The Office of Inspector General (OIG) is dedicated to combating fraud, waste, and abuse, and to improving the efficiency of federal programs funded by the government, including Medicare and Medicaid. The OIG has several audits in place regulating medical necessity, documentation, and medical identity theft to reduce fraudulent billing. Your practice may benefit from implementing a compliance program to prepare it for healthcare reform initiatives.
Compliance programs vary depending on the size of the practice, whether it’s private or hospital owned, and other variables. Implementing a plan now that promotes transparency, quality, and accountability will facilitate the groundwork for healthcare reform initiatives. An effective compliance program starts with:
- Formal written guidelines, policies, protocols, and codes of conduct. Supporting documentation is required to confirm policies are enforced fairly and training provided yearly;
- A dedicated compliance officer or committee, depending on the size of your practice;
- Proper training and education, especially on the stiff penalties associated with improper documentation and billing/coding practices; and
- Internal controls and a prominently posted list of the people responsible for each aspect of the program.
Types of Audits and Auditors
The most common audits and auditors are:
- Recovery Audit Contractors (RACs): These identify and recover improper Medicare payments paid to healthcare providers under fee-for-service Medicare plans.
- Zone Program Integrity Contractors (ZPICs): These identify and recover pre- or postpayments of claims lacking medical necessity.

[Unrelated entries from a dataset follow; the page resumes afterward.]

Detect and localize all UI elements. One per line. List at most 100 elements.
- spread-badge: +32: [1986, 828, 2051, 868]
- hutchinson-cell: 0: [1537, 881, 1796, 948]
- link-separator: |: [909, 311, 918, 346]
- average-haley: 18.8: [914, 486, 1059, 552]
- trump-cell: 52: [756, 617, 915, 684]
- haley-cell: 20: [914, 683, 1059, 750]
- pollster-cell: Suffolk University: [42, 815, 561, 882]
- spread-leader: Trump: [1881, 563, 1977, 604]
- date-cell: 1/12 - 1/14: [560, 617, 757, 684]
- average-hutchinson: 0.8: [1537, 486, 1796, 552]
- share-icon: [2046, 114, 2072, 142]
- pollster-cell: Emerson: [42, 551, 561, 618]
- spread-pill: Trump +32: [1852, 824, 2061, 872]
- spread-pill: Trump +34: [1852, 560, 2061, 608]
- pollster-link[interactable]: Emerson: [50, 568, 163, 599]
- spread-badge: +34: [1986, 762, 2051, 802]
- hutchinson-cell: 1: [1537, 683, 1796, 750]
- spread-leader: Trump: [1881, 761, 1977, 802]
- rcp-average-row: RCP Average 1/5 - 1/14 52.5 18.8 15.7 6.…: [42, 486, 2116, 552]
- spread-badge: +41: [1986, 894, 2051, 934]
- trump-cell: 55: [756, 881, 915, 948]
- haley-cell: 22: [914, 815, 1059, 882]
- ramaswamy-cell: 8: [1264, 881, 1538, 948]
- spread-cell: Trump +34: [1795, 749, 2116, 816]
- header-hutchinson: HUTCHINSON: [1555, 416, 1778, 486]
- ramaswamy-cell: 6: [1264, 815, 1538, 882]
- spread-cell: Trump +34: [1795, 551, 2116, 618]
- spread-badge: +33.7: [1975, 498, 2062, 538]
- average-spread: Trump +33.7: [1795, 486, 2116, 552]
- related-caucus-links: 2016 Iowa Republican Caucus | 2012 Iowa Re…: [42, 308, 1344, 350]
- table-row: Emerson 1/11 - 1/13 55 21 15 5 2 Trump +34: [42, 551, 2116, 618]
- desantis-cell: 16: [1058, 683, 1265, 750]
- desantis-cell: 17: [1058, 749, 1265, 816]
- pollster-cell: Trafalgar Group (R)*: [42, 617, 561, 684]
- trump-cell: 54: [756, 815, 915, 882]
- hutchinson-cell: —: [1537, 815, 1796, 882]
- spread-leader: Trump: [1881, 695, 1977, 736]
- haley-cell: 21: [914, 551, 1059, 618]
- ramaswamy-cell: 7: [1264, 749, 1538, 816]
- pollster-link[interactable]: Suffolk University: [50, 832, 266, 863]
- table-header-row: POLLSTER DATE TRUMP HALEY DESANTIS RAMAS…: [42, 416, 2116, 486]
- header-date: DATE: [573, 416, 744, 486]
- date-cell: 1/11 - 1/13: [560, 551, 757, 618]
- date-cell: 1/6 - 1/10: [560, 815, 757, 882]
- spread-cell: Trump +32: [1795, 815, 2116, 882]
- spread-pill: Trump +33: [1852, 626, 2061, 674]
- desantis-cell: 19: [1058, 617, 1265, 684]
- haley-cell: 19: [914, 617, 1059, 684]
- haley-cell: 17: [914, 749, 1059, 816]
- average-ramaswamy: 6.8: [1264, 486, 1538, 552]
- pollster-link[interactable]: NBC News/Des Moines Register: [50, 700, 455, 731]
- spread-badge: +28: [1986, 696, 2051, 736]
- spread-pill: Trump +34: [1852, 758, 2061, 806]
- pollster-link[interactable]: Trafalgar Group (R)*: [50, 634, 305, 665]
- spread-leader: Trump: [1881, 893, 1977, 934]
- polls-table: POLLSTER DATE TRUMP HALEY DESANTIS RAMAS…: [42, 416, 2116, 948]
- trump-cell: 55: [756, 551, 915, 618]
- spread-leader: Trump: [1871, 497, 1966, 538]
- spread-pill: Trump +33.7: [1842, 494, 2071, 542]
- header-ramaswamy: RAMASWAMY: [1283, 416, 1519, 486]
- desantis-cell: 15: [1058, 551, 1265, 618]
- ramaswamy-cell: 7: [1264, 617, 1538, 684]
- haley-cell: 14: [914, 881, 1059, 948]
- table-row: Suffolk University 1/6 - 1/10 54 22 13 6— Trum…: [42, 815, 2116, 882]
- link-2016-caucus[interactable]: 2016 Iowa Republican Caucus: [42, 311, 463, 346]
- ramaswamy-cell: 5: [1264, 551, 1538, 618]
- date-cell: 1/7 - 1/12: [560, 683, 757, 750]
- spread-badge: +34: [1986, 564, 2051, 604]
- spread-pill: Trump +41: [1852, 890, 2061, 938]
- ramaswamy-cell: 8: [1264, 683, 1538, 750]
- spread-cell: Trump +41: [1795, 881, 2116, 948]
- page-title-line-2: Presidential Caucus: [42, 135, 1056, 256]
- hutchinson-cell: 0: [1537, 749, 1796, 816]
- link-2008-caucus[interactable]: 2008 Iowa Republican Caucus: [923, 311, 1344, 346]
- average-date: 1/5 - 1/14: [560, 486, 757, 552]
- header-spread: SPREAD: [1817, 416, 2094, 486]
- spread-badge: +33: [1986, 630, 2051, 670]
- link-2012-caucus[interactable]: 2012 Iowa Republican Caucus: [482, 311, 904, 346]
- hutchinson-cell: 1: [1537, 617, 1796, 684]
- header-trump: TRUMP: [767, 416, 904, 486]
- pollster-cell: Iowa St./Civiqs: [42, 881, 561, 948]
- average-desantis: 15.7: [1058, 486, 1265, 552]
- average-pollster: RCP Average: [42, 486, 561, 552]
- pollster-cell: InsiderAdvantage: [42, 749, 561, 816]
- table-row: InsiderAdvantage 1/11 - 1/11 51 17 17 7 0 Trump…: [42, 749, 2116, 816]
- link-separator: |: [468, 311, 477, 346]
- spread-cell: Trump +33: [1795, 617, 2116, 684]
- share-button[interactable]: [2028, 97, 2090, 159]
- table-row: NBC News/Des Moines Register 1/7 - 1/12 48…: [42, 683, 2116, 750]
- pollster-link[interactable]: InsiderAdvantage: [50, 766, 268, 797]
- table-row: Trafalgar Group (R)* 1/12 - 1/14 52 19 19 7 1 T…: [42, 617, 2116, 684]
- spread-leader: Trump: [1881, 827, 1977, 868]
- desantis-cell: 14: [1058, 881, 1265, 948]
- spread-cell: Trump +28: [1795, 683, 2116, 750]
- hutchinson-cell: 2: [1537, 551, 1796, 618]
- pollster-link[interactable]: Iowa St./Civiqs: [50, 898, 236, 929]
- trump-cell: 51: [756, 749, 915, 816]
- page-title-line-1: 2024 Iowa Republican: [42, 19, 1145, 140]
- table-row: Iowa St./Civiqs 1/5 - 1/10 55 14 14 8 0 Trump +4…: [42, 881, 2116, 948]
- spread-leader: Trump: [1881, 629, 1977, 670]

If a ZPIC comes knocking on your door, there are potential Medicare fraud implications.
- Medicaid Integrity Programs (MIPs): These review Medicaid provider activities, audit claims, identify overpayments, and educate providers and others on Medicaid program integrity issues.
Without continuous education and monitoring, the program will not sustain itself. Remember to:
- Set and measure goals and effectiveness;
- Effectively communicate expectations and disciplinary courses of actions;
- Perform internal audits and continuous monitoring; and
- Enforce policies and procedures accordingly and follow through with corrective actions.
The OIG and the Centers for Medicare and Medicaid Services (CMS) work together to conduct audits throughout the U.S. Physicians and/or their practices are grouped into geographical regions or jurisdictions and independent contractors are hired to oversee audits in that area, collect data, and report to both CMS and OIG. When compliance issues arise, documentation is vital. The rule of thumb is, “If it is not documented, it didn’t happen”; therefore, every visit must be documented and support medical necessity to validate your billing and coding practices.